Un investissement «coup de cœur»?

«Le tout premier, en 1997. J’ai investi 200.000 dollars dans une brasserie que mon frère venait de créer aux États-Unis. C’était un vrai coup de cœur. En plus, le rendement a été fantastique: sept ans plus tard, elle a été cotée sur le Nasdaq.»

Écodico

Trading haute fréquence

Dans le monde boursier, le trading à haute fréquence se caractérise par l’achat et la vente de titres par le biais de logiciels basés sur des algorithmes mathématiques qui permettent des réactions calculées en secondes, voire en millisecondes. Apparue au milieu de la décennie 2000, lorsque les ordinateurs sont devenus suffisamment puissants, cette pratique a transformé le jeu de la Bourse jusqu’à faire passer les «boursicoteurs» de salon pour des brontosaures. On considère que, actuellement, 30 à 40% des opérations boursières en Europe sont effectuées par des machines, un ordre de grandeur qui atteint les 60% aux États-Unis.

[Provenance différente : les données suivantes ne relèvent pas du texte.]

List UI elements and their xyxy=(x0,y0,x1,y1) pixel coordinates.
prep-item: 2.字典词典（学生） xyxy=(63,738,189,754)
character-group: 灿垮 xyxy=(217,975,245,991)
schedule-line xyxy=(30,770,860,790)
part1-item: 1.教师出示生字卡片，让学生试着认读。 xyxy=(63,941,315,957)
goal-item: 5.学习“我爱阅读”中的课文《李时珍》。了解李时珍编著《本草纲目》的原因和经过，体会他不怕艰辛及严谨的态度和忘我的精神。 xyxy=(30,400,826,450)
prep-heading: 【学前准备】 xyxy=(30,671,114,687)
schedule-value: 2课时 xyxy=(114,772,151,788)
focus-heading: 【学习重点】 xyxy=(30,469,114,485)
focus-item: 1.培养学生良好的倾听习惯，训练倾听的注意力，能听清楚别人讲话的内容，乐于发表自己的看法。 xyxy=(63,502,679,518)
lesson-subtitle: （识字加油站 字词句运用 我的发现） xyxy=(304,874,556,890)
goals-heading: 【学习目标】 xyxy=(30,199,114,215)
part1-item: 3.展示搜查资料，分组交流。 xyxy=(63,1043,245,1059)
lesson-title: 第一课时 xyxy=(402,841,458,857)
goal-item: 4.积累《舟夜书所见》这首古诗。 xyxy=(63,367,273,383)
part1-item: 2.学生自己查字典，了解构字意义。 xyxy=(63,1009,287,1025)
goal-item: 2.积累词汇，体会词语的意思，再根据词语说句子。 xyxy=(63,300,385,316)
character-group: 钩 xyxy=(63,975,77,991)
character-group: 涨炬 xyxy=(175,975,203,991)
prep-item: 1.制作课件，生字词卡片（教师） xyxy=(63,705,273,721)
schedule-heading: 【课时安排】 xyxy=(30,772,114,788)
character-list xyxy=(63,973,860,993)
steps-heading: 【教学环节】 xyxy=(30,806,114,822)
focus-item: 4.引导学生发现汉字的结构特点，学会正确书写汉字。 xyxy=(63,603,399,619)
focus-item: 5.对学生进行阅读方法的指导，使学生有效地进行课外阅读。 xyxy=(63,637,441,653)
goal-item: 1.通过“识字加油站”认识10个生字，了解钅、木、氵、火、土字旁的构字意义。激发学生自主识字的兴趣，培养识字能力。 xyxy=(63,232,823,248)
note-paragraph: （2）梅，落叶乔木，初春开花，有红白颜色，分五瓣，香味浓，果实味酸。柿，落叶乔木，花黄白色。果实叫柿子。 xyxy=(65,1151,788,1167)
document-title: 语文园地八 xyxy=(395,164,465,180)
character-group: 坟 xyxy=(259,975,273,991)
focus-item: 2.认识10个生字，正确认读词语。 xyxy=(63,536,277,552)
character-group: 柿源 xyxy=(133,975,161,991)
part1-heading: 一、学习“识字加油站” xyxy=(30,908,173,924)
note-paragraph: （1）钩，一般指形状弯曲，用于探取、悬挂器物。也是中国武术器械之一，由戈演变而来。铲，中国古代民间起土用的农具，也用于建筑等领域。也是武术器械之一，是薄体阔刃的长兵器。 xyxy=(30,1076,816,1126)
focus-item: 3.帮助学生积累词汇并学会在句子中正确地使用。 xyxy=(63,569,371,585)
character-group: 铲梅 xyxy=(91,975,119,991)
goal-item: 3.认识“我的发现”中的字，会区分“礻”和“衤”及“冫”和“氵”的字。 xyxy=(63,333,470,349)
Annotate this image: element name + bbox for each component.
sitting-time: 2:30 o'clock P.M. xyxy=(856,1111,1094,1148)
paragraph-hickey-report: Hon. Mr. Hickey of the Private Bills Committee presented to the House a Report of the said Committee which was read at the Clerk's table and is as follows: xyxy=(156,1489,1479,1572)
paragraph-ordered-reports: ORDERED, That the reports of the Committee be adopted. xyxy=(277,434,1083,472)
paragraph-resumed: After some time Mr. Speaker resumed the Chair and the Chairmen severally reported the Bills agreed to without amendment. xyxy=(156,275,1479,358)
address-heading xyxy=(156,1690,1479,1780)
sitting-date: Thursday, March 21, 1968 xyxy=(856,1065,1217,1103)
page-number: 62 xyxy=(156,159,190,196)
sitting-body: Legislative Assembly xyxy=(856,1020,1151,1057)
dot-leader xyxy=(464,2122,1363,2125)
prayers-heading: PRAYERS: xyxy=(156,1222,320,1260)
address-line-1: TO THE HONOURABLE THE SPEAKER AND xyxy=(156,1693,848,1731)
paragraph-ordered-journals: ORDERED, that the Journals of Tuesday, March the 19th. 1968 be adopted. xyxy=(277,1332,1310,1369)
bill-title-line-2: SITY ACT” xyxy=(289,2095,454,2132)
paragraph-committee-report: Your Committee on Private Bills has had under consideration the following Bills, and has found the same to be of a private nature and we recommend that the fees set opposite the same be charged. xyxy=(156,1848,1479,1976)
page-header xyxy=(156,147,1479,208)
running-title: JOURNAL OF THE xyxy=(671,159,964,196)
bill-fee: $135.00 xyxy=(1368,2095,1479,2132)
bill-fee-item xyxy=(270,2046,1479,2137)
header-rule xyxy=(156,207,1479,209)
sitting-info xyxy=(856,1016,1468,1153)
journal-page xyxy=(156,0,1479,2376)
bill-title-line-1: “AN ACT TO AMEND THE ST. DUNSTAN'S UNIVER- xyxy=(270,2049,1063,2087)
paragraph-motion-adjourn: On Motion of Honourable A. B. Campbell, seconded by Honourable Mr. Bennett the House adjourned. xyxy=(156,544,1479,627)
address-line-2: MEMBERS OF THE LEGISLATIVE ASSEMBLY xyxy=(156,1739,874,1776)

Si des actes d’achat et de vente peuvent être pris à la vitesse de la lumière, il devient aussi relativement aisé de manipuler les cours par des opérations massives autour d’un titre pour le pousser à la hausse ou à la baisse. Une fois le résultat atteint, l’algorithme peut décider l’action inverse pour prendre ses gains. En mai 2010, une réaction en chaîne des logiciels haute fréquence a ainsi provoqué un krach éclair au New York Stock Exchange, lui faisant perdre 1.000 milliards de dollars en quelques instants.

Bio express

De nationalité américaine, Mark Tluszcz (51 ans) a vécu une partie de son enfance sur le continent africain. Après des études universitaires en histoire aux États-Unis, il vient au Luxembourg et est engagé par Arthur Andersen. Il y reste 10 ans avant de cofonder Mangrove Capital Partners en 2000. Il en est toujours aujourd’hui le Managing Partner.